Between Walmart and Home Depot and convenient to the busiest stretch of highway in Southwest Colorado are 63.5 acres of scrubland conspicuous for the lack of commercial development.
In a year when Durango’s sales tax has grown by 6 percent, it is like a fallow field at harvest time.
Developers “would love to put a Target there, but they have so much to make happen (first). It’s almost insurmountable,” said Greg Hoch, director of community development for the city of Durango.
Development has been delayed by a tangle of intertwining issues:
Improvements for traffic flow and access must precede new construction.
A landowner has been reluctant to give up his property to allow for an extension of Escalante Drive.
There has been a game of wait-and-see with investors reluctant to be the first to pay for the needed infrastructure improvements.
“You have a certain segment who think, ‘If I wait long enough, I won’t have to pay for (infrastructure improvements), somebody else will,’ and we’re trying to avoid that,” City Attorney David Smith said during a recent City Council study session.
Ten years after the Rocket Drive-In theater closed on the site, a plan has emerged that could revitalize an area now occupied mostly by mobile homes and a few shops, such as Native Roots nursery.
To assure initial investors that they eventually would get some reimbursement, the city would require affected property owners to contribute to a fund for the buy-out of Fred Ward’s land and/or the extension of Escalante Drive as a condition for future annexation into the city.
While some property owners won’t want annexation, the plan seems more viable than forming a special taxing district to pay for the infrastructure improvements, which have been estimated at $3 million, including $731,000 to buy out Ward, who said he wouldn’t be given cash but another property elsewhere.
The city has been asked to come up with an equitable formula for contributing to the fund. The closing date for Ward’s property had been Sept. 30, but the date has been pushed to the end of October, said Larry Gardner, a Keller-Williams Realtor who is representing principal developers and initial investors, such as Rocket Durango LLC, which owns the former drive-in property, and San Juan Durango, which owns a trailer park on the property.
Ward, who owns the land vital to making the deal work, professed ignorance about the details.
“I’m the last one to know anything. Everybody is keeping quiet from me. They’re trying to keep me in the dark,” Ward said. “If there’s a billion-dollar development, they don’t want me to know.”
Ward, 73, has not wanted to sell because “it’s a good spot.”
“You have great access. The traffic is phenomenal,” he said. “I really didn’t want to give it up, but the whole point was for them to make me an offer I couldn’t refuse. They’re finally getting off their hands and doing something about it.”
Ward’s home and business, Ward’s Automotive, is at the T intersection of Baker Lane and Escalante Drive.
Extending Escalante Drive to Home Depot would take pressure of the bottleneck at the Walmart intersection of Dominguez Drive and U.S. Highway 550/160, where there is only one left-turn lane into Walmart from the highway when coming from the south.

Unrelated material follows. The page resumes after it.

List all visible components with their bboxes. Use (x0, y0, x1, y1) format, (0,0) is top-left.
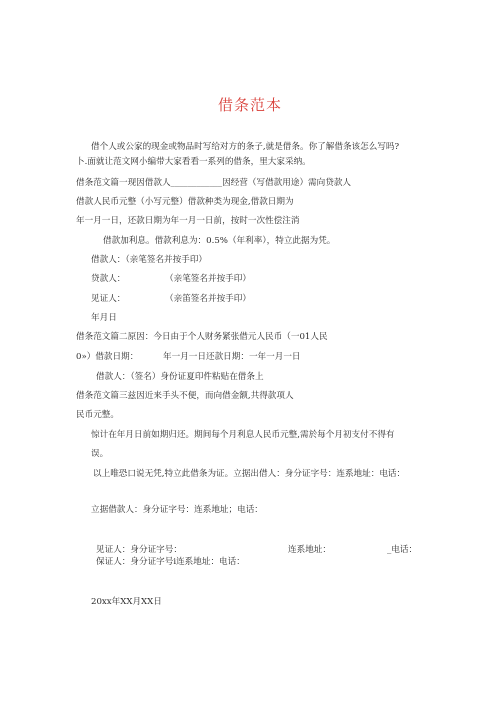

It’s also the most direct path to Escalante Middle School from the highway.
“Every parent now taking their children to Escalante Middle School has to go in and out of the Walmart light,” Hoch said. “Opening (Escalante) will have everybody going along Escalante rather than Dominguez.”
Extending Escalante also is considered a cheaper alternative to adding another turn lane on a busy highway.
Unlike the Dominguez Drive intersection at Walmart, the River Road intersection has two left-turn lanes going into Home Depot from the south.
While there is a frontage road, the Colorado Department of Transportation might need this space for an eventual expansion of the highway, Hoch said.
City officials seem excited about the plan’s potential. They said Durango would not be on the hook for paying for the infrastructure improvement.
“It’s going to be a tremendous benefit to these properties,” Smith said. “It’s also going to be a tremendous benefit to the city.”
Charlie Albert, principal of San Juan Durango, said he had thought about building a new hotel on the site until Durango got a new Homewood Suites and a Holiday Inn.
Albert still thinks it will be awhile for development to take place. Those who live in mobile homes on the site should not worry about moving right now.
“I think we’re still four to five years away,” he said.